仏Mistral AIは11月18日(現地時間)、1240億(124B)パラメータのマルチモーダルAIモデル「Pixtral Large」を発表した。AIチャット「Le Chat」に、Pixtral Largeによるドキュメント・画像の分析、Web Search、Canvas機能、画像生成などの新機能(ベータ版)を追加し、OpenAIの「ChatGPT」やAnthropicの「Claude」に対抗する姿勢を鮮明にした。
Pixtral Largeは、Mistralのマルチモーダルモデルとして2番目にあたるものであり、Mistral Large 2をベースに構築されている。Mistral Large 2の卓越したテキスト推論能力に加え、ドキュメント、グラフ、画像を高度に理解する能力を持つ。128,000トークンのコンテキストウィンドウを備え、最大30枚の高解像度画像を処理することが可能である。
Mathvista、MMMU、MM-MT Benchなどのベンチマークでは、GoogleのGemini 1.5 Pro、OpenAIのGPT-4o、AnthropicのClaude 3.5 Sonnetを一部で上回る、競争力のある性能を示している。
Pixtral LargeはLe Chatを通じて体験可能である。画像やPDFドキュメントの高速な分析を行い、グラフ、表、図、テキスト、数式などを理解し、精度の高い分析や要約を提供する。
発表の中で、定性サンプルとして、多言語OCRのデモを紹介している。
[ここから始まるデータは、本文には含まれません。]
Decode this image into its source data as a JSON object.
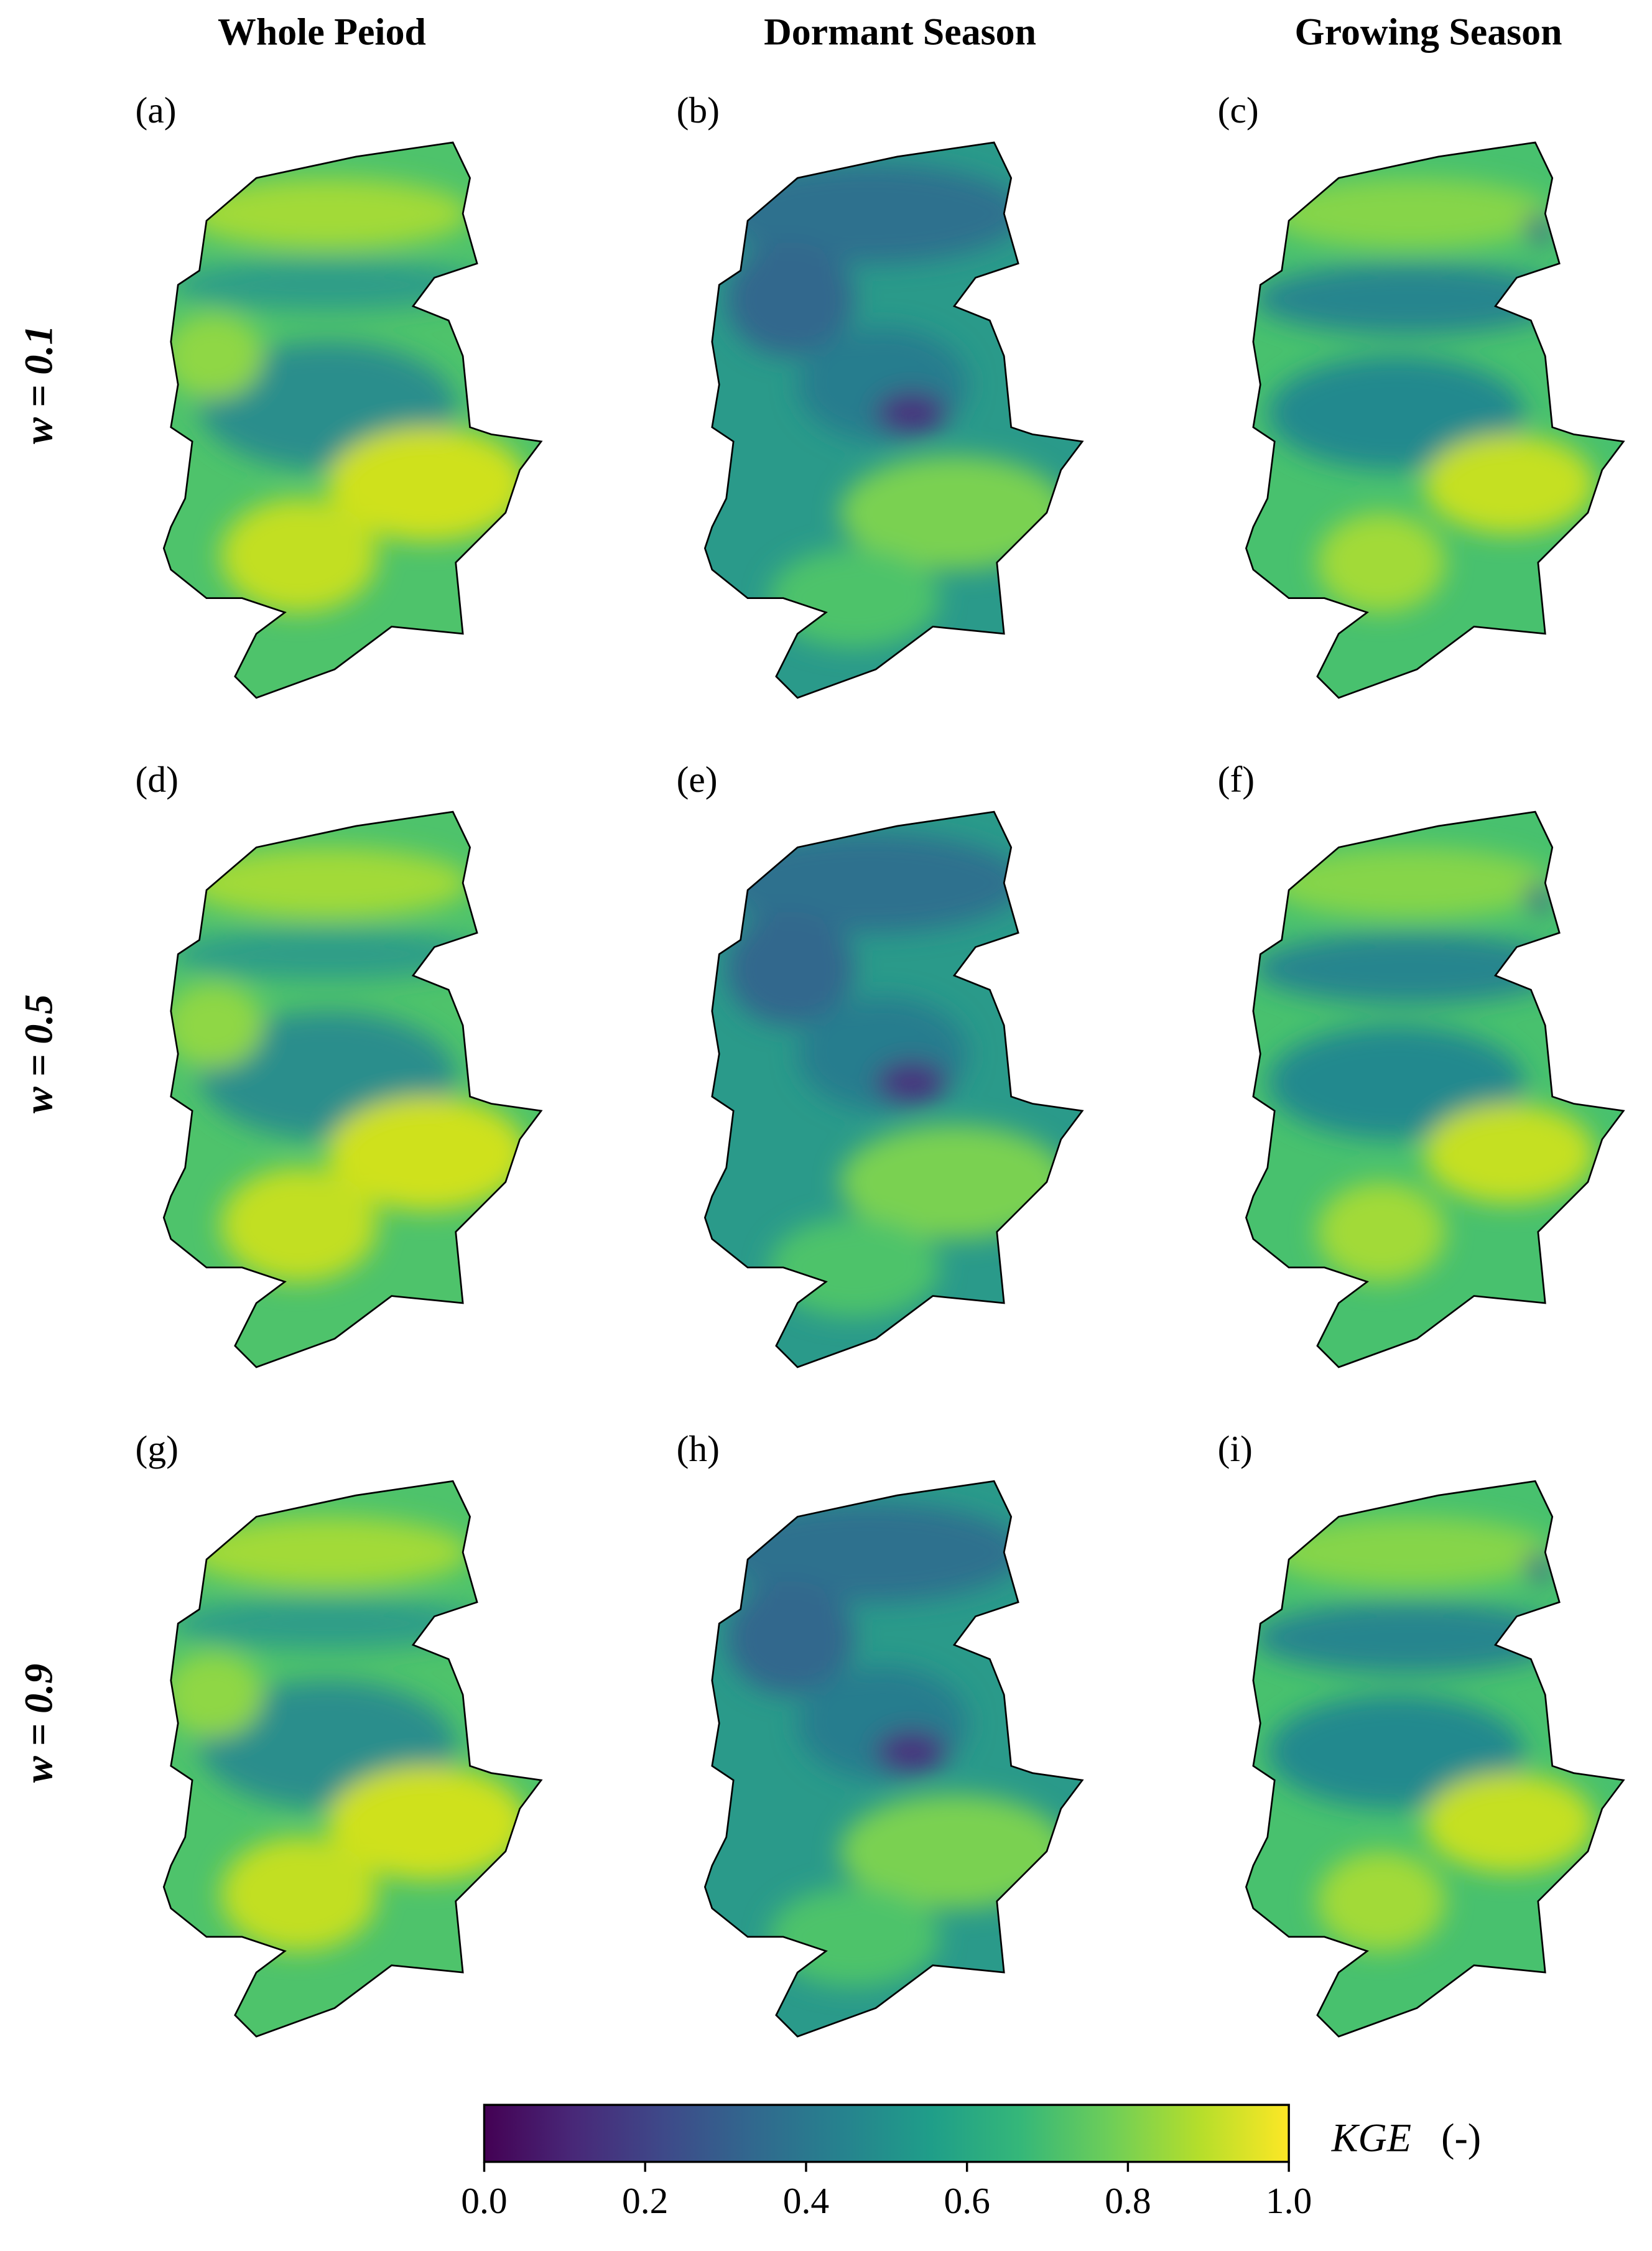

ドイツ語と英語が混じった請求書を撮影した画像をLe Chatにアップロードし、「コーヒーとソーセージを買いました。支払い額はいくらですか? 18%のチップを加算してください」と質問した。このデモは海外旅行の際に、請求額を確認する状況を想定していると思われる。
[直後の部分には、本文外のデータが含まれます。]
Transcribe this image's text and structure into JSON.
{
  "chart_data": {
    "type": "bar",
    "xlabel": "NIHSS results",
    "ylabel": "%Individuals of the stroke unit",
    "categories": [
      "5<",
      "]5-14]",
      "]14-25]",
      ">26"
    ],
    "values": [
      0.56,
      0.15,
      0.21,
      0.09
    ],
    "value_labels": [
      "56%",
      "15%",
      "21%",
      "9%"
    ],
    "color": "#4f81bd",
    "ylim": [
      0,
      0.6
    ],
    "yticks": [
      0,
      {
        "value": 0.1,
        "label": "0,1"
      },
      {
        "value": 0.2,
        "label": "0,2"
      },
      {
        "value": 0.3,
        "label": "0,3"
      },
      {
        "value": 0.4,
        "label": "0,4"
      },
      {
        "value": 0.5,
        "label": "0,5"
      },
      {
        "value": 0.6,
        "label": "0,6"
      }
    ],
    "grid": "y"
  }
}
Le Chatは画像から請求書の内容を分析し、アイテムごとの料金を整理して合計支払額を「36.58 CHF」と算出した。
Web Search、Canvas、画像生成は、Le Chatの入力ボックスに表示される各機能のアイコンを押して利用する。
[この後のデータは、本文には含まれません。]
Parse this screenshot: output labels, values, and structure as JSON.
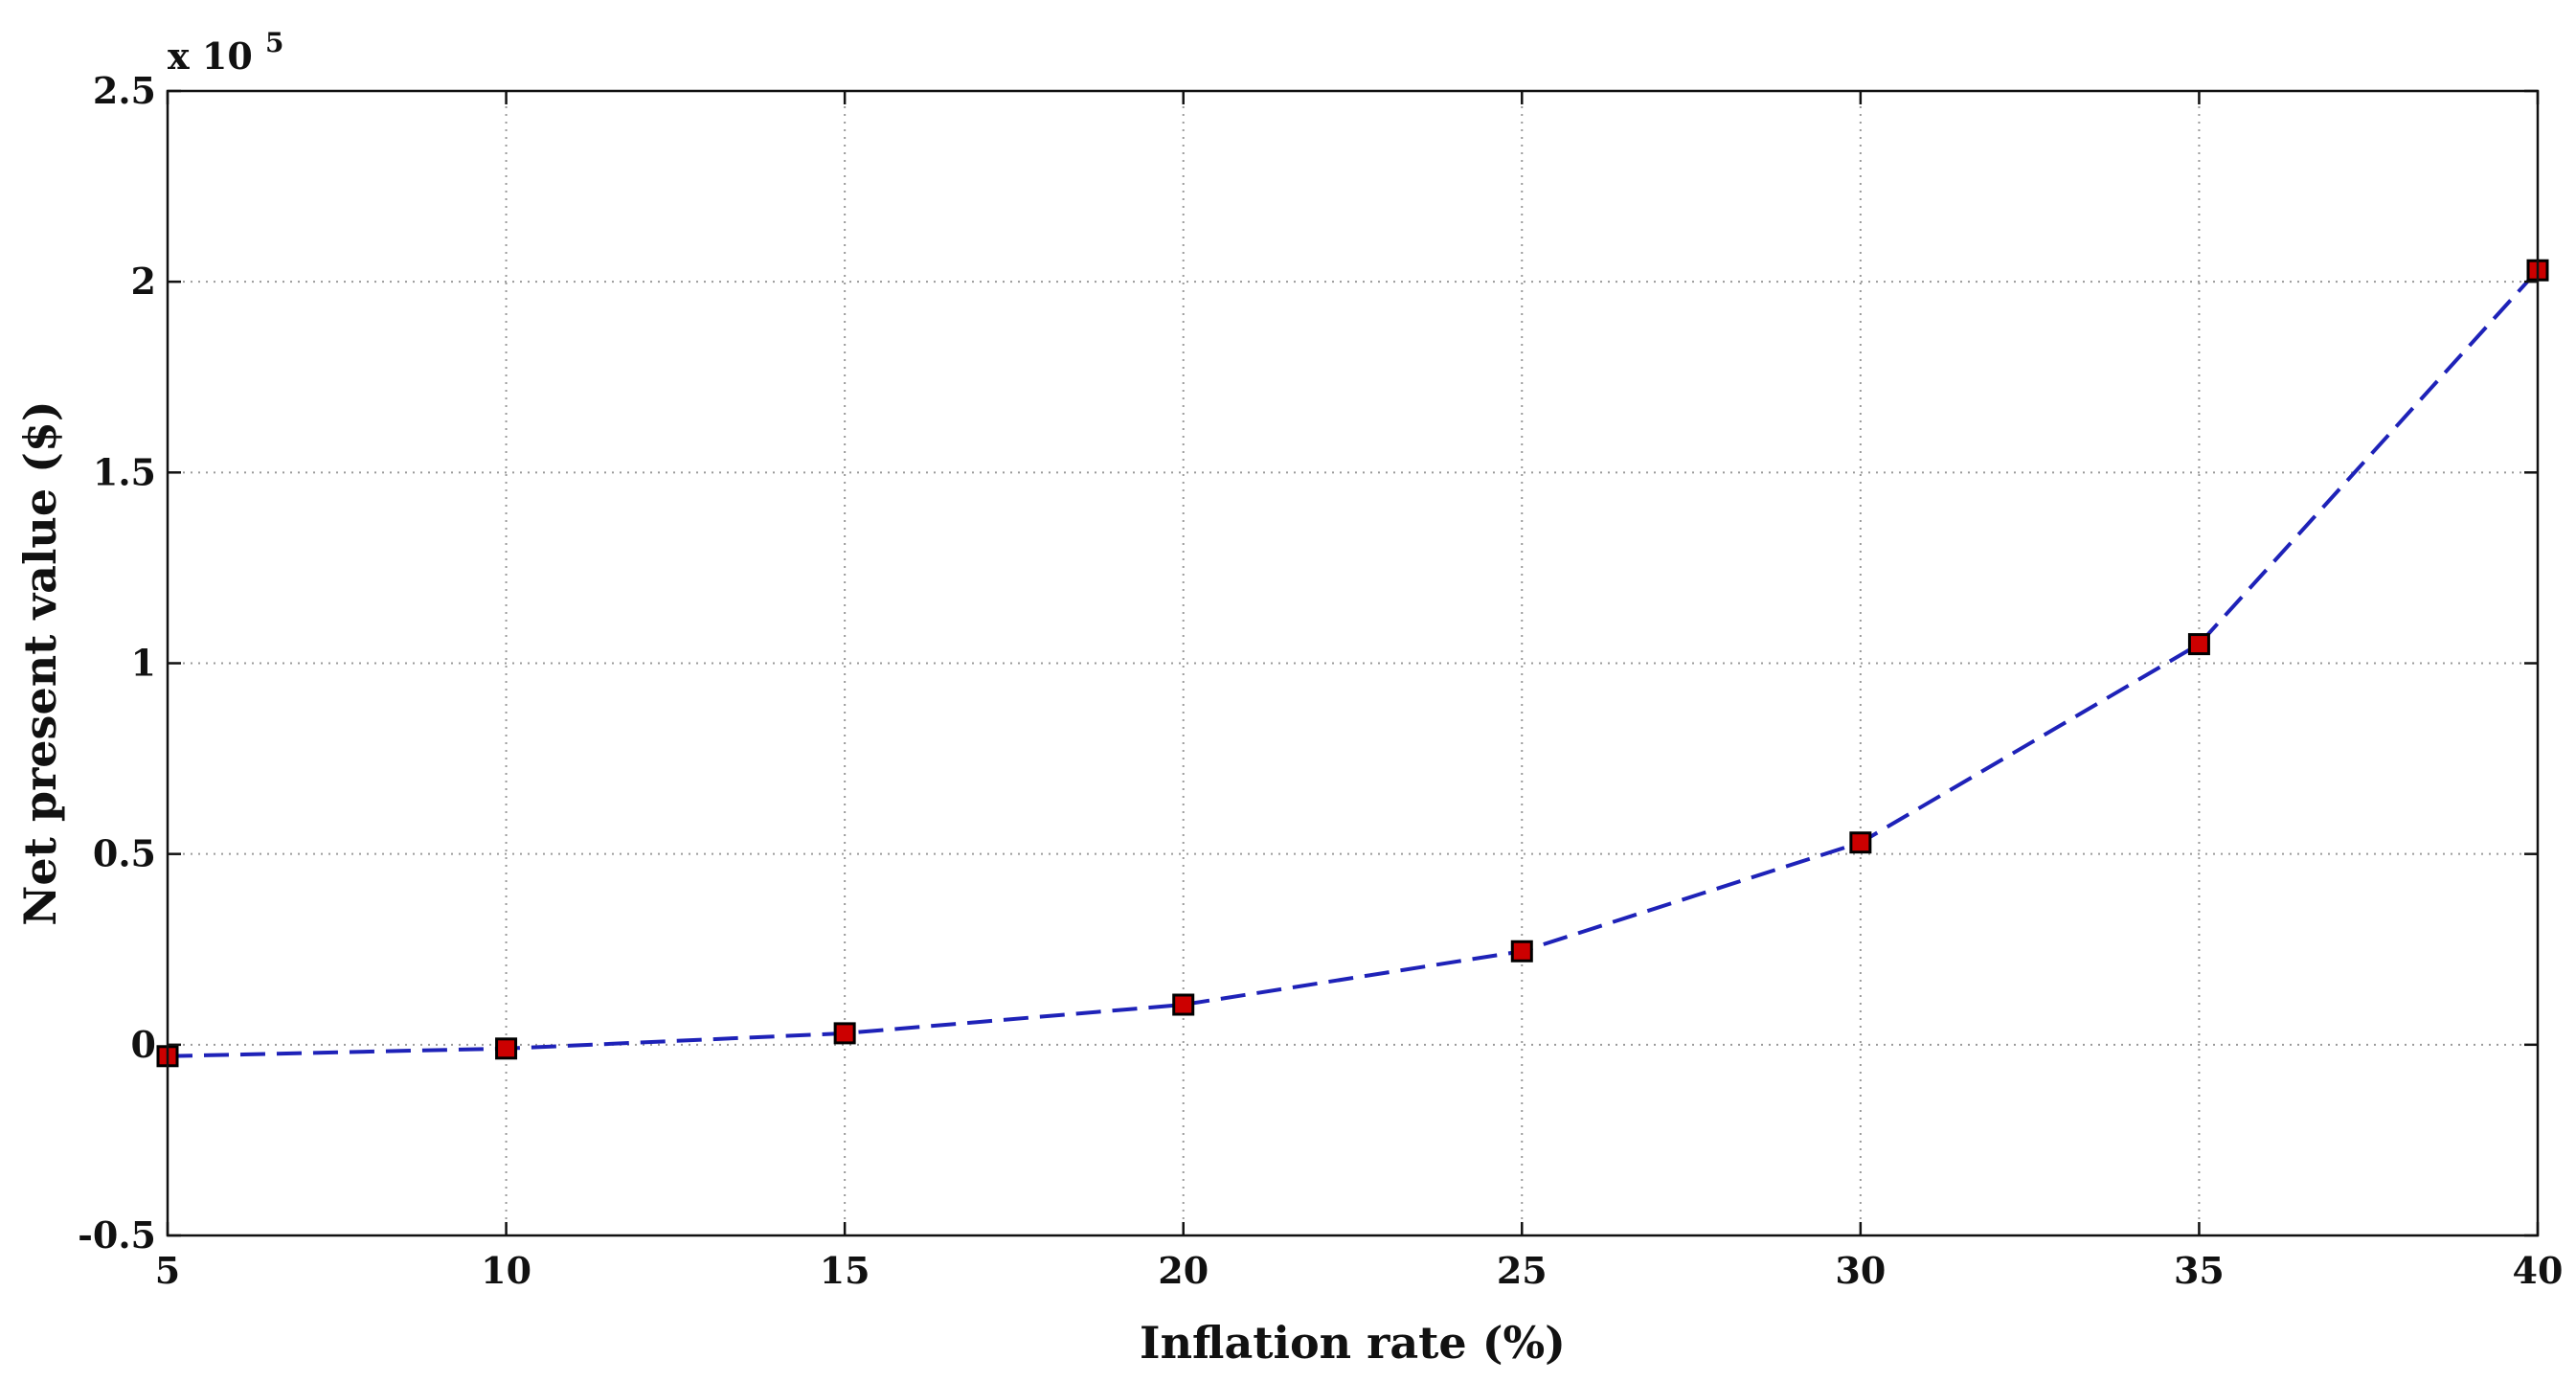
{
  "chart_data": {
    "type": "line",
    "xlabel": "Inflation rate (%)",
    "ylabel": "Net present value ($)",
    "y_multiplier_label": "x 10",
    "y_multiplier_exponent": "5",
    "xlim": [
      5,
      40
    ],
    "ylim": [
      -0.5,
      2.5
    ],
    "x_ticks": [
      "5",
      "10",
      "15",
      "20",
      "25",
      "30",
      "35",
      "40"
    ],
    "y_ticks": [
      "-0.5",
      "0",
      "0.5",
      "1",
      "1.5",
      "2",
      "2.5"
    ],
    "grid": true,
    "series": [
      {
        "x": [
          5,
          10,
          15,
          20,
          25,
          30,
          35,
          40
        ],
        "y": [
          -0.03,
          -0.01,
          0.03,
          0.105,
          0.245,
          0.53,
          1.05,
          2.03
        ],
        "line_style": "dashed",
        "line_color": "#1e22b8",
        "marker": "square",
        "marker_color": "#cc0000"
      }
    ]
  }
}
Web Searchは、ユーザーの質問に基づいてWeb検索結果を整理し、引用付きの回答を生成して提供する。Canvas機能は、ChatGPTの「Canvas」やClaudeの「Artifacts」に相当し、チャットとは別に生成コンテンツ(ドキュメント、プレゼンテーション、コード、モックアップなど)の作業エリアを設けて、文章作成やコーディング、デザインを効率化する。画像生成には、独Black Forest Labsの画像生成AIモデル「Flux Pro」が使用されている。